In the September 20 game against Chunichi, Gómez scored 2 singles and a solo homer, and became the first foreign player in franchise history to record over 100 RBI in their first year in the NPB. He is 17th foreign player in NPB history to record 100 or more RBI in his first year in the NPB, first since Tony Blanco notched 110 in 2009. He joined Bass (134 in 1985, 109 in 1986), George Arias (107 in 2003), and Craig Brazell (117 in 2010) as the only foreign Hanshin players to notch 100 or more RBI in a season. He finished the season with 109 runs including 26 homers, and won the RBI title and Best Nine Award in his first NPB season.
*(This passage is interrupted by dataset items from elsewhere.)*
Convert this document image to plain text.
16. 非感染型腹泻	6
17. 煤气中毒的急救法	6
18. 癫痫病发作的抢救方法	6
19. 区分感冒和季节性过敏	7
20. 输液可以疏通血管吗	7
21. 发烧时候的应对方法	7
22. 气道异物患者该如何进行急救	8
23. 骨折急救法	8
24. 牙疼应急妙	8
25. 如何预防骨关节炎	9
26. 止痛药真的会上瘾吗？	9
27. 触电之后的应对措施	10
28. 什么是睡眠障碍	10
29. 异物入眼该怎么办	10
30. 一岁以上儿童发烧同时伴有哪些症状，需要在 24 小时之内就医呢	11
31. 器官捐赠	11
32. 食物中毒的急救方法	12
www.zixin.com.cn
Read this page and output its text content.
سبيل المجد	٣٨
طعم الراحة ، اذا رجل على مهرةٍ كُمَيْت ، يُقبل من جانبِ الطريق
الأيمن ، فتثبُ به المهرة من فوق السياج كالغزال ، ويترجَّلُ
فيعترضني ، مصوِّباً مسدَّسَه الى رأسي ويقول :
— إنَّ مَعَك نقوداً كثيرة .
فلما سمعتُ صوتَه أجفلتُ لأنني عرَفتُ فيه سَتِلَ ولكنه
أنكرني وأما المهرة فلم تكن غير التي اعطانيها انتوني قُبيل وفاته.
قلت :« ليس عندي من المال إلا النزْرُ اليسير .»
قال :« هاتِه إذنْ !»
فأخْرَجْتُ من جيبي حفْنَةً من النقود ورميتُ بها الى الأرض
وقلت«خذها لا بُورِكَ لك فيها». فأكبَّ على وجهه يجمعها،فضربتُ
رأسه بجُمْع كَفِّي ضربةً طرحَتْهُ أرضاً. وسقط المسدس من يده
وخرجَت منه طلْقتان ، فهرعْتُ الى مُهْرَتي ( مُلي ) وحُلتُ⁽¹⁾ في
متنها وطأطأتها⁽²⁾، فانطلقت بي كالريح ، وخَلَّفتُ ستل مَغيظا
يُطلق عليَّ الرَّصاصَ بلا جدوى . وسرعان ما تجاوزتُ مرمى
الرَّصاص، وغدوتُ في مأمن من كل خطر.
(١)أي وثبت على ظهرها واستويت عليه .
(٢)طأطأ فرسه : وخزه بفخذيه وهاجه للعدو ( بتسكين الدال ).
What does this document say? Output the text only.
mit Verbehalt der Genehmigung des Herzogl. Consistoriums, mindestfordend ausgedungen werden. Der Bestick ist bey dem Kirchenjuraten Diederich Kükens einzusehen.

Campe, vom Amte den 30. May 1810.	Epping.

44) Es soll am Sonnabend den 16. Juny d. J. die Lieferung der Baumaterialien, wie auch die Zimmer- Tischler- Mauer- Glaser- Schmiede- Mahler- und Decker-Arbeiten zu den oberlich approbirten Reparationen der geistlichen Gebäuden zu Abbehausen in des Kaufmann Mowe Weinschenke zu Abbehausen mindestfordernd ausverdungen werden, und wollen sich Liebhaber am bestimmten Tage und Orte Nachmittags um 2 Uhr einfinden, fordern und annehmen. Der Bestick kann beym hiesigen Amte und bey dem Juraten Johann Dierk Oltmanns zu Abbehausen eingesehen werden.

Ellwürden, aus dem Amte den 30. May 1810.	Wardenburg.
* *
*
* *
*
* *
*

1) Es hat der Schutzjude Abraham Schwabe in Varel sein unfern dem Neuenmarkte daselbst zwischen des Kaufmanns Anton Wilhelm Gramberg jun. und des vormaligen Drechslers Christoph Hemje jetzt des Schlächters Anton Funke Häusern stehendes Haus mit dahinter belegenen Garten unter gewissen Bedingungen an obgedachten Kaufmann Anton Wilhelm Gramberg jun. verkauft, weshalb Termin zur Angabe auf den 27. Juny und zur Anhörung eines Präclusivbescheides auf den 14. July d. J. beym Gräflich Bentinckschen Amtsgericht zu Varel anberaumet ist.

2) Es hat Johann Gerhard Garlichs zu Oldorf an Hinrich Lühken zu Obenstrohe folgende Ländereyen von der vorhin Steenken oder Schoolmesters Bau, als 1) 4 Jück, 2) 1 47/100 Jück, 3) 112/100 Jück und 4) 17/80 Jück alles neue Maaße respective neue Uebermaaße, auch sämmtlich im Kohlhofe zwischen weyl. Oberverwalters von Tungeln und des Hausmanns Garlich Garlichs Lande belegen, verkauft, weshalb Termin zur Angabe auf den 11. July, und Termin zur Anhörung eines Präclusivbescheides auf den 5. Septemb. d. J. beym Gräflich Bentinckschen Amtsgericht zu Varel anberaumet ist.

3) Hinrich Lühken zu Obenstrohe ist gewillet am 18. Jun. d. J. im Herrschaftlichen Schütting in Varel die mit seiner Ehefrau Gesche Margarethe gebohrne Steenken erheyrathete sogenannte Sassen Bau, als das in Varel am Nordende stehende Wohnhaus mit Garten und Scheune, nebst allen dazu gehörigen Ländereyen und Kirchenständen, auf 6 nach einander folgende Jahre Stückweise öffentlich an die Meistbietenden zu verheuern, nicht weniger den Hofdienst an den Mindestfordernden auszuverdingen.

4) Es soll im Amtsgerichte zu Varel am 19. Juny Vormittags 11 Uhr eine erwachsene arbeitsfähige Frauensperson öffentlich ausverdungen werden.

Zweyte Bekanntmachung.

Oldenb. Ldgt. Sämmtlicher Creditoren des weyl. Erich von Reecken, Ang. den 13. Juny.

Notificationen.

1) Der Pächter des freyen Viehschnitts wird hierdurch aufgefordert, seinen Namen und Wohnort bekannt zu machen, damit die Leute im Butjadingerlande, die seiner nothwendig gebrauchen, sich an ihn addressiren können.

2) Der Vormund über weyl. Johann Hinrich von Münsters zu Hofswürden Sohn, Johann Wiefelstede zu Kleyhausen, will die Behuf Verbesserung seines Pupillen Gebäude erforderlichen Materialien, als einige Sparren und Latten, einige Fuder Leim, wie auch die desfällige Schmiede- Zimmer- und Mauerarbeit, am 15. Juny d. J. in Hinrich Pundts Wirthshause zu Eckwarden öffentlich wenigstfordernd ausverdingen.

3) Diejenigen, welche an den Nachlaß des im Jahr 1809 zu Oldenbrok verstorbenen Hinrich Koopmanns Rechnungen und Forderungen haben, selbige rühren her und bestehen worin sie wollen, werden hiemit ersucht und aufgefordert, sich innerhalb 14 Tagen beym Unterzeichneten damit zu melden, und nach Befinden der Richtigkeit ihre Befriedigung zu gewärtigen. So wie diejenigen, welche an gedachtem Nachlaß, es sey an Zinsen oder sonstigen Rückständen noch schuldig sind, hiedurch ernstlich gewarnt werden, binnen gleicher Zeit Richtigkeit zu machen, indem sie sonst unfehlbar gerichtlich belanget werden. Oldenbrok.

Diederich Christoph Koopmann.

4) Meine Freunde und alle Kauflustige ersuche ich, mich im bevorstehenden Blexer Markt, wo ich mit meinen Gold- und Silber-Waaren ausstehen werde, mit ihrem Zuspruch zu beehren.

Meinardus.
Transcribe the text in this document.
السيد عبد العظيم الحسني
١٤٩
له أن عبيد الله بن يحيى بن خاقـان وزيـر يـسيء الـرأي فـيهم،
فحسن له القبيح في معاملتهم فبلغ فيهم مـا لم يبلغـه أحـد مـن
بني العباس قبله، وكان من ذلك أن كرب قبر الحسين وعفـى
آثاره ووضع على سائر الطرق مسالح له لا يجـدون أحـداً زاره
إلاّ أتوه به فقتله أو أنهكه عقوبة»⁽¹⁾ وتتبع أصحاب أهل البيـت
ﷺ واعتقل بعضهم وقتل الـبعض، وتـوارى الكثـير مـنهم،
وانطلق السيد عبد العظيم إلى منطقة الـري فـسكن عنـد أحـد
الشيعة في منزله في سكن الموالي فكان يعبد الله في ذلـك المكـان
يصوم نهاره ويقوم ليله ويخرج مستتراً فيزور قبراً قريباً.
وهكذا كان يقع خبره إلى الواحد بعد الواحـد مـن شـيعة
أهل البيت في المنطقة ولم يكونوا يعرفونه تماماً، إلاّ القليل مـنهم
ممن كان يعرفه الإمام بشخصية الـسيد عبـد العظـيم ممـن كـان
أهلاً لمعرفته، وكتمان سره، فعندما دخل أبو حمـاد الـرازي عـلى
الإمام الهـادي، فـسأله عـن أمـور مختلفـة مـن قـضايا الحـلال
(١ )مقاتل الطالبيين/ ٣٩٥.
Gómez played a key role as the Tiger's clean-up hitter during the postseason Climax Series against their archrivals Yomiuri Giants. Out of the 22 runs scored during the series, he drove in 8 - including a 2-run homer in his first at-bat at Tokyo Dome, and set a new Central League record for Climax Series RBI. He helped secure the Tigers a spot in the Japan Series, their first participation since 2005. Gómez's performances were worse in the following two seasons, and on November 15, 2016, he was released by the club.

On January 25, 2017, Gómez had contract negotiations with the Samsung Lions of the KBO League, but the club refused to close the deal after Gómez failed his medical test with problems regarding his knees.